Exif - The identity card for your photos
Recently, while I was happily browsing through my photo collection by means of the new Ashampoo Photo Commander, checking out its latest new features and reviewing the 812 photos from my trip to England, I noticed that I had taken way too many shots. I began to ponder over the age old question of where I had taken each photo. Was it Southampton? And what was the name of that quaint spot in Wales with the beautiful church again? Did I ever know that? Finally, I was helped by something I had ignored for years - the Exif data contained in my photos.
What is Exif?
Exif stands for Exchangeable Image File Format and this metadata is added to each of your shots by modern cameras and cellphones. Depending on your device, this data contains the most relevant information on each photo such as your camera settings at the time the shot was taken. Originally. photographers had to manually keep track of their settings and jot down lens and focus adjustments, today, Exif fulfills that role.
Camera / time / people
Data on camera model and lens is mainly of interest to those who own and use multiple devices. With the help of the manufacturer's website, details on the firmware that was used may for example help you determine whether a firmware update is in order. Exif data also stores the recording date and time and may even include the name of the photographer. In my case, the Exif data brought me to the sad realization that the rarely used lens I had purchased around Christmas time last year is quite a dud.
Classic photo information
Naturally, classic picture information is also saved. This includes details on lenses, shutter time, ISO sensitivity, exposure settings, focal length, scene type and many other aspects that virtually describe every detail of your photos. If you want to know how the captivating sunset or the prominent portrait came about - here's where you'll find your answers. Exif also captures the device orientation, e.g. to help good photo applications auto-rotate upside down photos. Essential information such as image size (e.g. 4600 x 3064 pixels), file size, image quality, color gamut and color depth is also captured.

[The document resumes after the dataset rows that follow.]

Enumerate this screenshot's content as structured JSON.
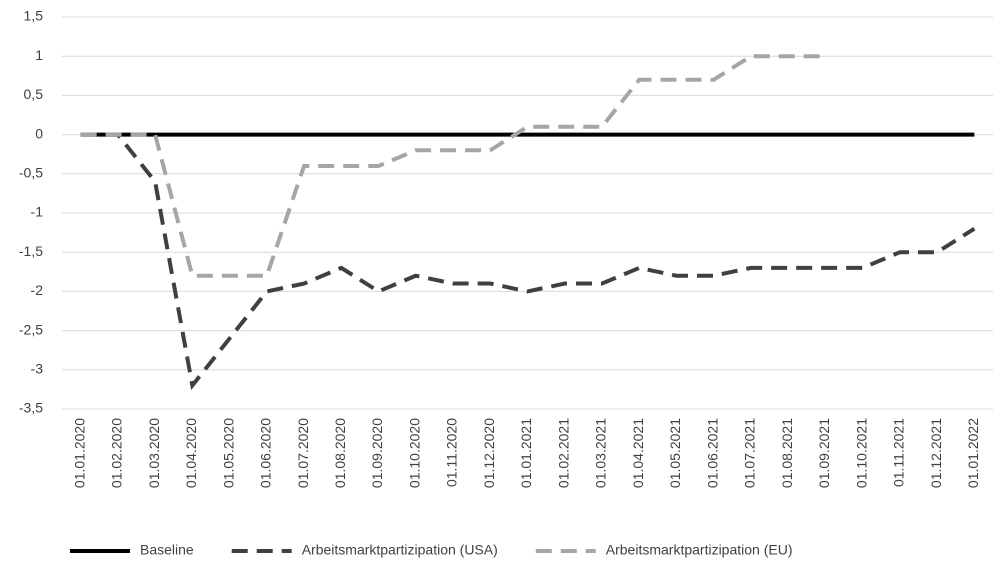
{
  "chart_data": {
    "type": "line",
    "categories": [
      "01.01.2020",
      "01.02.2020",
      "01.03.2020",
      "01.04.2020",
      "01.05.2020",
      "01.06.2020",
      "01.07.2020",
      "01.08.2020",
      "01.09.2020",
      "01.10.2020",
      "01.11.2020",
      "01.12.2020",
      "01.01.2021",
      "01.02.2021",
      "01.03.2021",
      "01.04.2021",
      "01.05.2021",
      "01.06.2021",
      "01.07.2021",
      "01.08.2021",
      "01.09.2021",
      "01.10.2021",
      "01.11.2021",
      "01.12.2021",
      "01.01.2022"
    ],
    "series": [
      {
        "name": "Baseline",
        "color": "#000000",
        "dashed": false,
        "values": [
          0,
          0,
          0,
          0,
          0,
          0,
          0,
          0,
          0,
          0,
          0,
          0,
          0,
          0,
          0,
          0,
          0,
          0,
          0,
          0,
          0,
          0,
          0,
          0,
          0
        ]
      },
      {
        "name": "Arbeitsmarktpartizipation (USA)",
        "color": "#404040",
        "dashed": true,
        "values": [
          0,
          0,
          -0.6,
          -3.2,
          -2.6,
          -2.0,
          -1.9,
          -1.7,
          -2.0,
          -1.8,
          -1.9,
          -1.9,
          -2.0,
          -1.9,
          -1.9,
          -1.7,
          -1.8,
          -1.8,
          -1.7,
          -1.7,
          -1.7,
          -1.7,
          -1.5,
          -1.5,
          -1.2
        ]
      },
      {
        "name": "Arbeitsmarktpartizipation (EU)",
        "color": "#a6a6a6",
        "dashed": true,
        "values": [
          0,
          0,
          0,
          -1.8,
          -1.8,
          -1.8,
          -0.4,
          -0.4,
          -0.4,
          -0.2,
          -0.2,
          -0.2,
          0.1,
          0.1,
          0.1,
          0.7,
          0.7,
          0.7,
          1.0,
          1.0,
          1.0,
          null,
          null,
          null,
          null
        ]
      }
    ],
    "ylim": [
      -3.5,
      1.5
    ],
    "yticks": [
      {
        "value": 1.5,
        "label": "1,5"
      },
      1,
      {
        "value": 0.5,
        "label": "0,5"
      },
      0,
      {
        "value": -0.5,
        "label": "-0,5"
      },
      -1,
      {
        "value": -1.5,
        "label": "-1,5"
      },
      -2,
      {
        "value": -2.5,
        "label": "-2,5"
      },
      -3,
      {
        "value": -3.5,
        "label": "-3,5"
      }
    ],
    "grid": true,
    "legend": "bottom"
  }
}
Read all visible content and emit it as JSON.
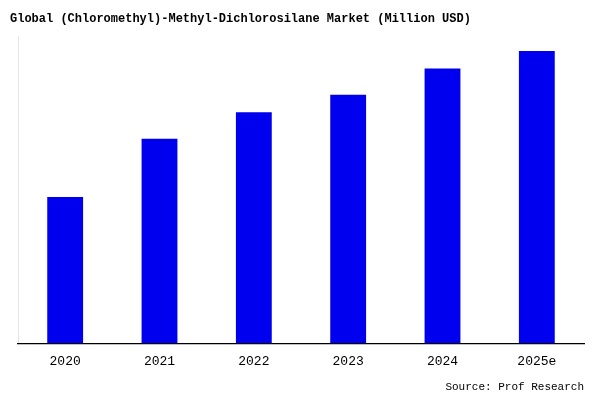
{
  "chart_data": {
    "type": "bar",
    "title": "Global (Chloromethyl)-Methyl-Dichlorosilane Market (Million USD)",
    "categories": [
      "2020",
      "2021",
      "2022",
      "2023",
      "2024",
      "2025e"
    ],
    "values": [
      100,
      140,
      158,
      170,
      188,
      200
    ],
    "color": "#0000EE",
    "ylim": [
      0,
      210
    ],
    "grid": false,
    "tick_labels": "x",
    "annotations": [
      "Source: Prof Research"
    ]
  }
}
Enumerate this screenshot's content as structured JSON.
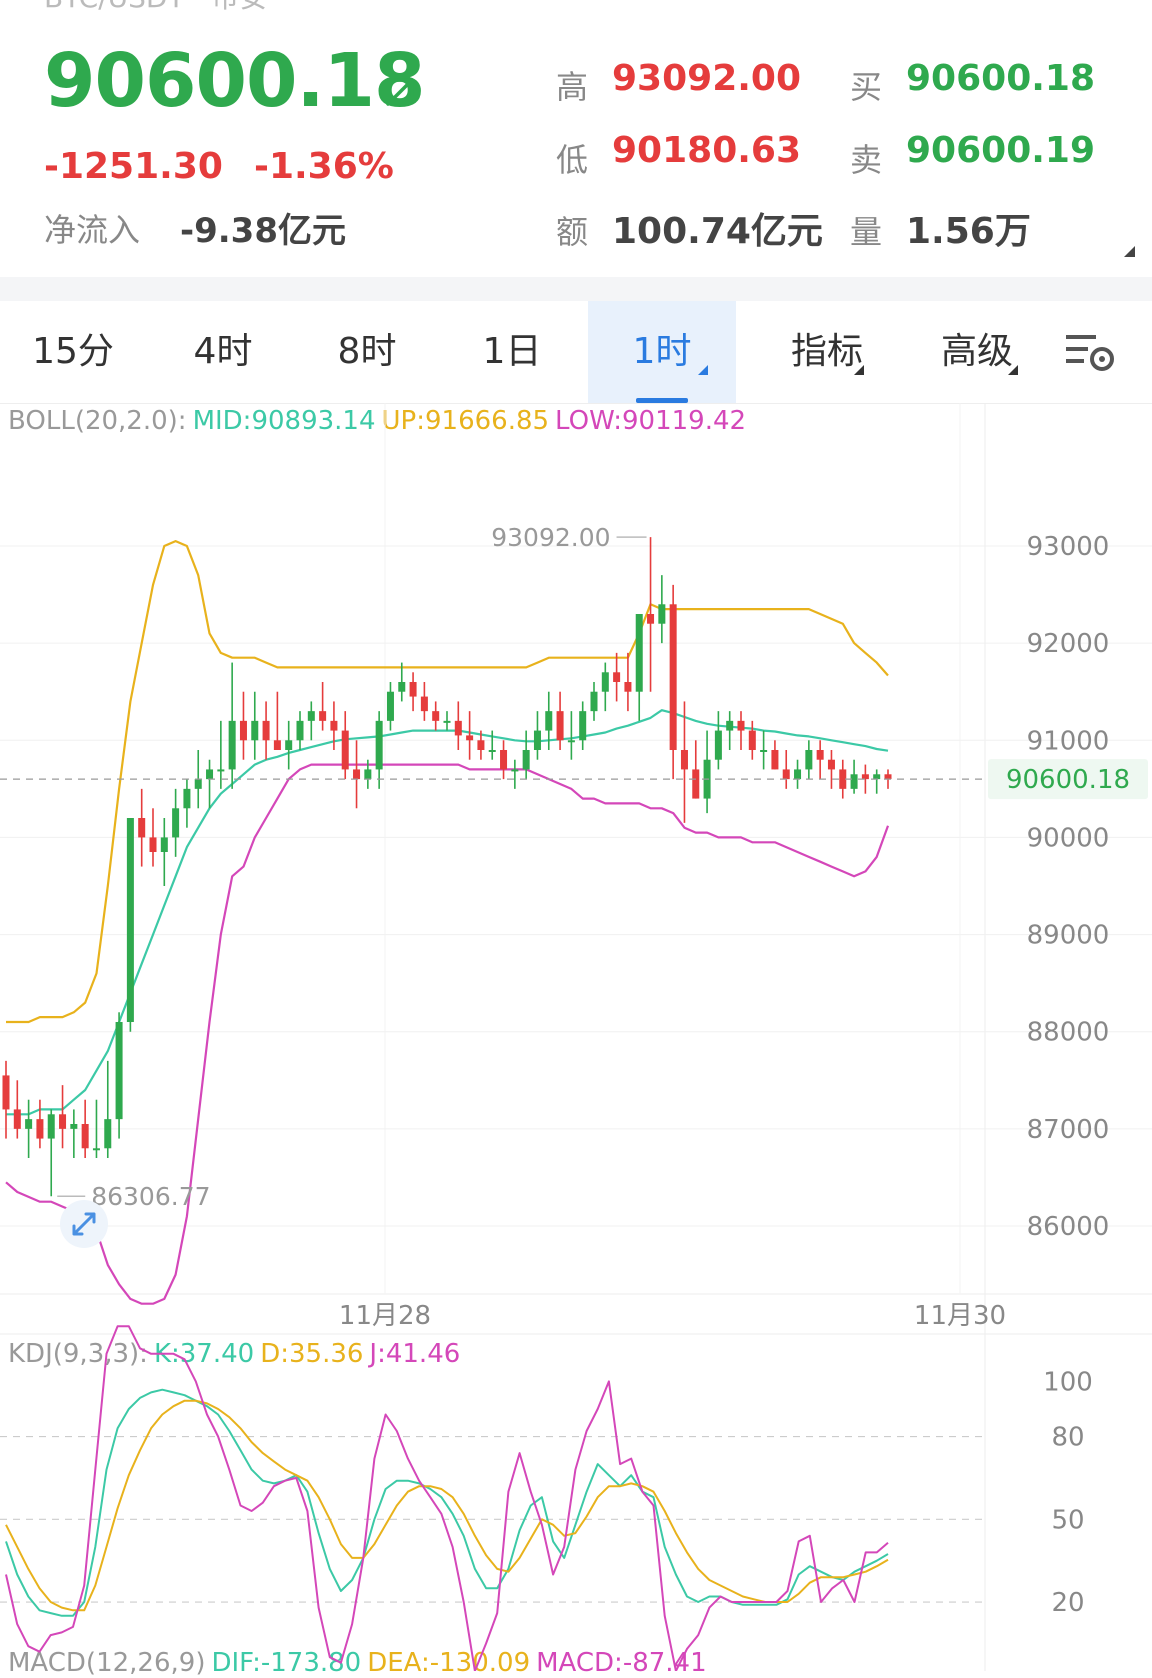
{
  "header": {
    "pair": "BTC/USDT · 币安",
    "last_price": "90600.18",
    "change_abs": "-1251.30",
    "change_pct": "-1.36%",
    "netflow_label": "净流入",
    "netflow_value": "-9.38亿元"
  },
  "quote": {
    "high_label": "高",
    "high": "93092.00",
    "low_label": "低",
    "low": "90180.63",
    "amount_label": "额",
    "amount": "100.74亿元",
    "buy_label": "买",
    "buy": "90600.18",
    "sell_label": "卖",
    "sell": "90600.19",
    "volume_label": "量",
    "volume": "1.56万"
  },
  "tabs": [
    "15分",
    "4时",
    "8时",
    "1日",
    "1时",
    "指标",
    "高级"
  ],
  "active_tab": "1时",
  "indicators": {
    "boll": {
      "name": "BOLL(20,2.0):",
      "mid": "MID:90893.14",
      "up": "UP:91666.85",
      "low": "LOW:90119.42"
    },
    "kdj": {
      "name": "KDJ(9,3,3):",
      "k": "K:37.40",
      "d": "D:35.36",
      "j": "J:41.46"
    },
    "macd": {
      "name": "MACD(12,26,9)",
      "dif": "DIF:-173.80",
      "dea": "DEA:-130.09",
      "macd": "MACD:-87.41"
    }
  },
  "colors": {
    "up": "#2fa94e",
    "down": "#e53c3c",
    "mid": "#3cc9a6",
    "upper": "#e8b21c",
    "lower": "#d447b9",
    "accent": "#2a7be0"
  },
  "chart_data": [
    {
      "type": "candlestick",
      "interval": "1时",
      "x_ticks": [
        "11月28",
        "11月30"
      ],
      "y_ticks": [
        86000,
        87000,
        88000,
        89000,
        90000,
        91000,
        92000,
        93000
      ],
      "ylim": [
        85300,
        94400
      ],
      "current_price_label": "90600.18",
      "high_marker": "93092.00",
      "low_marker": "86306.77",
      "series": [
        {
          "name": "open",
          "values": [
            87550,
            87200,
            87000,
            87100,
            86900,
            87150,
            87000,
            87050,
            86800,
            86800,
            87100,
            88100,
            90200,
            90000,
            89850,
            90000,
            90300,
            90500,
            90600,
            90700,
            90700,
            91200,
            91000,
            91200,
            91000,
            90900,
            91000,
            91200,
            91300,
            91200,
            91100,
            90700,
            90600,
            90700,
            91200,
            91500,
            91600,
            91450,
            91300,
            91200,
            91200,
            91050,
            91000,
            90900,
            90900,
            90700,
            90700,
            90900,
            91100,
            91300,
            91000,
            91000,
            91300,
            91500,
            91700,
            91600,
            91500,
            92300,
            92200,
            92400,
            90900,
            90700,
            90400,
            90800,
            91100,
            91200,
            91100,
            90900,
            90900,
            90700,
            90600,
            90700,
            90900,
            90800,
            90700,
            90500,
            90650,
            90600,
            90650
          ]
        },
        {
          "name": "high",
          "values": [
            87700,
            87500,
            87300,
            87300,
            87200,
            87450,
            87200,
            87300,
            87300,
            87700,
            88200,
            90200,
            90500,
            90300,
            90200,
            90500,
            90600,
            90900,
            90800,
            91200,
            91800,
            91500,
            91500,
            91400,
            91500,
            91200,
            91300,
            91400,
            91600,
            91400,
            91300,
            91000,
            90800,
            91300,
            91600,
            91800,
            91700,
            91600,
            91400,
            91300,
            91400,
            91300,
            91100,
            91100,
            91000,
            90800,
            91100,
            91300,
            91500,
            91500,
            91300,
            91400,
            91600,
            91800,
            91900,
            91900,
            92000,
            93092,
            92700,
            92600,
            91400,
            91000,
            91100,
            91300,
            91300,
            91300,
            91200,
            91100,
            91000,
            90900,
            90800,
            91000,
            91000,
            90900,
            90800,
            90800,
            90750,
            90700,
            90700
          ]
        },
        {
          "name": "low",
          "values": [
            86900,
            86900,
            86700,
            86800,
            86306.77,
            86800,
            86700,
            86700,
            86700,
            86700,
            86900,
            88000,
            89700,
            89700,
            89500,
            89800,
            90100,
            90300,
            90300,
            90500,
            90500,
            90800,
            90800,
            90800,
            90900,
            90700,
            90900,
            91000,
            91100,
            90900,
            90600,
            90300,
            90500,
            90500,
            91100,
            91400,
            91300,
            91200,
            91100,
            91100,
            90900,
            90800,
            90800,
            90800,
            90600,
            90500,
            90600,
            90800,
            90900,
            90900,
            90800,
            90900,
            91200,
            91300,
            91400,
            91300,
            91200,
            91500,
            92000,
            90600,
            90150,
            90400,
            90250,
            90700,
            90900,
            90900,
            90800,
            90700,
            90700,
            90500,
            90500,
            90600,
            90600,
            90500,
            90400,
            90450,
            90450,
            90450,
            90500
          ]
        },
        {
          "name": "close",
          "values": [
            87200,
            87000,
            87100,
            86900,
            87150,
            87000,
            87050,
            86800,
            86800,
            87100,
            88100,
            90200,
            90000,
            89850,
            90000,
            90300,
            90500,
            90600,
            90700,
            90700,
            91200,
            91000,
            91200,
            91000,
            90900,
            91000,
            91200,
            91300,
            91200,
            91100,
            90700,
            90600,
            90700,
            91200,
            91500,
            91600,
            91450,
            91300,
            91200,
            91200,
            91050,
            91000,
            90900,
            90900,
            90700,
            90700,
            90900,
            91100,
            91300,
            91000,
            91000,
            91300,
            91500,
            91700,
            91600,
            91500,
            92300,
            92200,
            92400,
            90900,
            90700,
            90400,
            90800,
            91100,
            91200,
            91100,
            90900,
            90900,
            90700,
            90600,
            90700,
            90900,
            90800,
            90700,
            90500,
            90650,
            90600,
            90650,
            90600.18
          ]
        },
        {
          "name": "MID",
          "values": [
            87150,
            87150,
            87150,
            87200,
            87200,
            87200,
            87300,
            87400,
            87600,
            87800,
            88100,
            88400,
            88700,
            89000,
            89300,
            89600,
            89900,
            90100,
            90300,
            90450,
            90550,
            90650,
            90750,
            90800,
            90830,
            90870,
            90900,
            90930,
            90960,
            90990,
            91010,
            91020,
            91030,
            91040,
            91060,
            91080,
            91100,
            91100,
            91100,
            91100,
            91100,
            91080,
            91060,
            91040,
            91020,
            91000,
            90990,
            90990,
            91000,
            91010,
            91020,
            91040,
            91060,
            91080,
            91120,
            91150,
            91190,
            91230,
            91310,
            91280,
            91240,
            91200,
            91170,
            91150,
            91140,
            91130,
            91120,
            91100,
            91090,
            91070,
            91050,
            91040,
            91020,
            91000,
            90980,
            90960,
            90940,
            90910,
            90893.14
          ]
        },
        {
          "name": "UP",
          "values": [
            88100,
            88100,
            88100,
            88150,
            88150,
            88150,
            88200,
            88300,
            88600,
            89500,
            90500,
            91400,
            92000,
            92600,
            93000,
            93050,
            93000,
            92700,
            92100,
            91900,
            91850,
            91850,
            91850,
            91800,
            91750,
            91750,
            91750,
            91750,
            91750,
            91750,
            91750,
            91750,
            91750,
            91750,
            91750,
            91750,
            91750,
            91750,
            91750,
            91750,
            91750,
            91750,
            91750,
            91750,
            91750,
            91750,
            91750,
            91800,
            91850,
            91850,
            91850,
            91850,
            91850,
            91850,
            91850,
            91850,
            92100,
            92400,
            92350,
            92350,
            92350,
            92350,
            92350,
            92350,
            92350,
            92350,
            92350,
            92350,
            92350,
            92350,
            92350,
            92350,
            92300,
            92250,
            92200,
            92000,
            91900,
            91800,
            91666.85
          ]
        },
        {
          "name": "LOW",
          "values": [
            86450,
            86350,
            86300,
            86250,
            86250,
            86200,
            86150,
            86100,
            85950,
            85600,
            85400,
            85250,
            85200,
            85200,
            85250,
            85500,
            86100,
            87100,
            88100,
            89000,
            89600,
            89700,
            90000,
            90200,
            90400,
            90600,
            90700,
            90750,
            90750,
            90750,
            90750,
            90750,
            90750,
            90750,
            90750,
            90750,
            90750,
            90750,
            90750,
            90750,
            90750,
            90700,
            90700,
            90700,
            90700,
            90700,
            90700,
            90650,
            90600,
            90550,
            90500,
            90400,
            90400,
            90350,
            90350,
            90350,
            90350,
            90300,
            90300,
            90250,
            90100,
            90050,
            90050,
            90000,
            90000,
            90000,
            89950,
            89950,
            89950,
            89900,
            89850,
            89800,
            89750,
            89700,
            89650,
            89600,
            89650,
            89800,
            90119.42
          ]
        }
      ]
    },
    {
      "type": "line",
      "title": "KDJ(9,3,3)",
      "y_ticks": [
        100,
        80,
        50,
        20
      ],
      "ylim": [
        -5,
        115
      ],
      "dashed_levels": [
        80,
        50,
        20
      ],
      "series": [
        {
          "name": "K",
          "values": [
            42,
            30,
            22,
            17,
            16,
            15,
            15,
            20,
            40,
            68,
            83,
            90,
            94,
            96,
            97,
            96,
            95,
            93,
            91,
            88,
            82,
            75,
            68,
            64,
            63,
            64,
            66,
            60,
            45,
            32,
            24,
            28,
            36,
            50,
            61,
            64,
            64,
            63,
            61,
            58,
            52,
            44,
            32,
            25,
            25,
            32,
            46,
            55,
            58,
            42,
            36,
            48,
            60,
            70,
            66,
            62,
            66,
            60,
            58,
            40,
            30,
            22,
            20,
            22,
            22,
            20,
            19,
            19,
            19,
            19,
            21,
            30,
            33,
            31,
            29,
            28,
            31,
            33,
            35,
            37.4
          ]
        },
        {
          "name": "D",
          "values": [
            48,
            40,
            32,
            25,
            20,
            18,
            17,
            17,
            26,
            40,
            54,
            66,
            75,
            83,
            88,
            91,
            93,
            93,
            92,
            90,
            87,
            83,
            78,
            74,
            71,
            68,
            66,
            64,
            58,
            50,
            41,
            36,
            36,
            41,
            48,
            55,
            60,
            62,
            62,
            61,
            58,
            52,
            44,
            37,
            32,
            31,
            36,
            43,
            50,
            48,
            44,
            45,
            51,
            58,
            62,
            62,
            63,
            62,
            60,
            53,
            45,
            38,
            32,
            28,
            26,
            24,
            22,
            21,
            20,
            20,
            20,
            23,
            27,
            29,
            29,
            29,
            30,
            31,
            33,
            35.36
          ]
        },
        {
          "name": "J",
          "values": [
            30,
            12,
            4,
            2,
            8,
            9,
            11,
            26,
            68,
            110,
            120,
            120,
            112,
            110,
            110,
            110,
            108,
            100,
            88,
            80,
            68,
            55,
            53,
            56,
            62,
            64,
            65,
            53,
            18,
            0,
            -2,
            12,
            36,
            72,
            88,
            82,
            72,
            64,
            58,
            52,
            40,
            20,
            -5,
            5,
            16,
            60,
            74,
            60,
            48,
            30,
            40,
            68,
            82,
            90,
            100,
            70,
            72,
            60,
            55,
            15,
            -5,
            3,
            8,
            18,
            22,
            20,
            20,
            20,
            20,
            20,
            24,
            42,
            44,
            20,
            25,
            28,
            20,
            38,
            38,
            41.46
          ]
        }
      ]
    }
  ]
}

Find your way : Geotagging
Many higher quality cameras and almost every current cellphone come with an option to store your location with each photo, this is called geotagging and is achieved via GPS. It includes latitudinal and longitudinal data and good applications can turn this data into concrete addresses down to street numbers. This information greatly helped me remember the places I had been. Geotags will also help you filter through huge photo collections based on location, a great way to review past trips. Important: Geotagging is frequently disabled by default for most devices so you will most likely have to enable it manually to use it.
Manual geotagging (unless you're being wanted by the police)
Some applications allow you to geotag your photos manually by filling in latitudes and longitudes. I welcome this feature as it adds more organizational depth to my collection. But if you're currently being wanted by the police, you should be careful when using this feature since many suspects have already been found using geotags. This includes antivirus guru John McAfee who had been photographed during an interview with the police later being able to get hold of the stored coordinates.
Bonus: IPTC and XMP
IPTC, short for IPTC-IIM standard, was developed by the International Press Telecommunications Council, a consortium of news agencies, to apply descriptions, copyright information, sources and more to text, image and other media types. It's an easy way to add additional information to your images and supported by most photo applications, e.g. to sort your files or quickly locate individual images. XMP (Extensible Metadata Platform) was originally developed by Adobe and has become an ISO standard that combines several types of metadata including Exif and IPTC data along with custom information. It is for example used by Adobe Lightroom and Adobe Photoshop and serves as a container format that can also include extensive details on individual workflows.
You see, image files may contain a lot more data than is visible to the naked eye alone. For a long time, I thought Exif to be the domain of specialists but know I have learned otherwise - I will definitely make better use of this feature in the future.